Two weeks ago who would have predicted that Amber Rudd would have resigned as Home Secretary, as a result of the fallout over the Windrush scandal? Who saw that coming?
As we said earlier, there is no majority in the UK Parliament to leave the Customs Union and the Single Market. But there are those in the Cabinet determined to do so, backed by a vocal and hardline group of Conservative MPs.
Negotiations between now and the June on the Irish border issue could bring matters to a head.
Anything could happen and probably will.
I don’t doubt your Analysis of the twisted, reality-removed ideology of a Segment of British Population – but it’s still deeply puzzling because it’s so far removed from reality. Esp. Point 2 – EU being Catholic?? Yes, France, Spain + Italy are traditionally Catholic – but Germany is half-half, and Scandinavia is Protestant.
However, since the 1960s, most of Europe is, I’d say, simply culturally religious: most of the Population go to Church for Christmas + Easter, the rest of the year, Churches are empty save for the old Folks. It’s a Tradition People grew up with, but not anything worth treating People differently.
It reminded me of that White Obelisk in London, which commemorates the big Fire of 1666, and in the inscription the last line blamed Spanish (Catholic) enemy agents: no proof, but “obviously” a fire couldn’t have been neglience / accident plus wooden buildings, no, it must have been enemies!
Worst was the tour guide’s remark that this line stayed there for centuries, until very recently.

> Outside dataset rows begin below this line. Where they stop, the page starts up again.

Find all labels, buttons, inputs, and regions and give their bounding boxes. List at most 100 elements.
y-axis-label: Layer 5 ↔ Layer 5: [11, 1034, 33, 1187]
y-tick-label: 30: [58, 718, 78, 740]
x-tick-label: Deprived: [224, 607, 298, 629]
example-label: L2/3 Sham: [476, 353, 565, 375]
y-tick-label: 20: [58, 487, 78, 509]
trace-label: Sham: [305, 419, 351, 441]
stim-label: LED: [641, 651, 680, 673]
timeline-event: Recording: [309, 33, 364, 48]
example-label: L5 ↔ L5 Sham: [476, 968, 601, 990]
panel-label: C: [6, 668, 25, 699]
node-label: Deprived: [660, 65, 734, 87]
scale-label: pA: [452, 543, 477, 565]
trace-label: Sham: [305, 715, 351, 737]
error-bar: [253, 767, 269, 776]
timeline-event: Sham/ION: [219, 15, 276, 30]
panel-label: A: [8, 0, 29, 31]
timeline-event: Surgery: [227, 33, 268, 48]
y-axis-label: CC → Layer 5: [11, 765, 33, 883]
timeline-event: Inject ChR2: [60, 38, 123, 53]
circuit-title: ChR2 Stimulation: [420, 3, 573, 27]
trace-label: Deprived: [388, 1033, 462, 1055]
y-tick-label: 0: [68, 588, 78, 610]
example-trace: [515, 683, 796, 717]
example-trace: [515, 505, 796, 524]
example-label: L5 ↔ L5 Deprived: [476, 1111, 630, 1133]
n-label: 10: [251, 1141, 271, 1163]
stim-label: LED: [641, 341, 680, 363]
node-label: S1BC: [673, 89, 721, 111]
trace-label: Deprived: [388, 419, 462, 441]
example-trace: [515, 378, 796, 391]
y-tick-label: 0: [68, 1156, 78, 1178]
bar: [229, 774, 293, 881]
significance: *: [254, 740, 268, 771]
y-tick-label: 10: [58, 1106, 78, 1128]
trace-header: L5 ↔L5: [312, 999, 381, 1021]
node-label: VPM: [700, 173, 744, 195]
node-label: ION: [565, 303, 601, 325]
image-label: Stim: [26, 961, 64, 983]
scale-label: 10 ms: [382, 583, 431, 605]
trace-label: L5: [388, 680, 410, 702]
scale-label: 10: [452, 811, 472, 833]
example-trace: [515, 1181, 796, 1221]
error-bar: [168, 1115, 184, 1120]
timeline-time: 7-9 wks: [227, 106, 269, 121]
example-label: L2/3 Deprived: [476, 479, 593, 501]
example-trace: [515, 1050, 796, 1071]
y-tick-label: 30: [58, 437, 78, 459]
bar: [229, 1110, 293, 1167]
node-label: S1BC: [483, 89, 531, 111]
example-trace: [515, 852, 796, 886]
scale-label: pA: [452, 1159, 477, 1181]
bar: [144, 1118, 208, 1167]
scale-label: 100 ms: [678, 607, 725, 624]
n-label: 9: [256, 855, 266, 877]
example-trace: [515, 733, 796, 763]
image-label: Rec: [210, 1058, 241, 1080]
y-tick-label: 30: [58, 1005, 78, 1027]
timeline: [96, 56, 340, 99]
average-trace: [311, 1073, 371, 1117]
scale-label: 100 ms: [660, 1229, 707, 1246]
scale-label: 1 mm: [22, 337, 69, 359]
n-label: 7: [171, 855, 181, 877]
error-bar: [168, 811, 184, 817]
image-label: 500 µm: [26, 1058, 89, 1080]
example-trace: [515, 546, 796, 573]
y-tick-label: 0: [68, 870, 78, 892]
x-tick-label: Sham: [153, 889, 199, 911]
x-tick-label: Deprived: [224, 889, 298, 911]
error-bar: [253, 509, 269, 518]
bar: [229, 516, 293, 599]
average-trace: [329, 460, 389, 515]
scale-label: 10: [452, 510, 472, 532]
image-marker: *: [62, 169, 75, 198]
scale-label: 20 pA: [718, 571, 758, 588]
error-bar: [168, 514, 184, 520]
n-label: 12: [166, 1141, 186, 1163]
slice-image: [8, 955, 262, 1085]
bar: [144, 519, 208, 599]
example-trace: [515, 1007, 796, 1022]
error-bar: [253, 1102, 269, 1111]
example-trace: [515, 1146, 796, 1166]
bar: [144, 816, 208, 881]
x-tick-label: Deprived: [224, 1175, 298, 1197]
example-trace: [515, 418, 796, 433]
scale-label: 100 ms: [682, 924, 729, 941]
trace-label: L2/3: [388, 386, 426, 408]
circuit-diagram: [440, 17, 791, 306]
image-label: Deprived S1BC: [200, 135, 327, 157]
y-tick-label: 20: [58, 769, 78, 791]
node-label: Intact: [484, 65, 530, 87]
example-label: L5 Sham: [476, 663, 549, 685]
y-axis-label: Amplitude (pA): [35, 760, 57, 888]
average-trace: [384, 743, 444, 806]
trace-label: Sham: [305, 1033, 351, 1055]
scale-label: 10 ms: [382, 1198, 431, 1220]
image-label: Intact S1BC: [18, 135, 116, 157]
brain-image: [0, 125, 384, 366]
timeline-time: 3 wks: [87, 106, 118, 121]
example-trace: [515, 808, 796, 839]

This whole attitude of insularity as natural, as carrying grudges for decades and centuries, is so alien to how I experienced attitude towards history on the continent: every Country was at war with another Country every century; borders moved; peasants didn’t have nationality, they were serfs to one duke/ king; kings + dukes swore oath of loyalty to emperor, but when war started, didn’t feel like following, or left when it looked bad – so nationalism was a very recent, and very bad idea, let’s all be Europeans, because it was pure Chance which side of the river that’s the border our grandparents settled before giving birth and thus establishing nationality.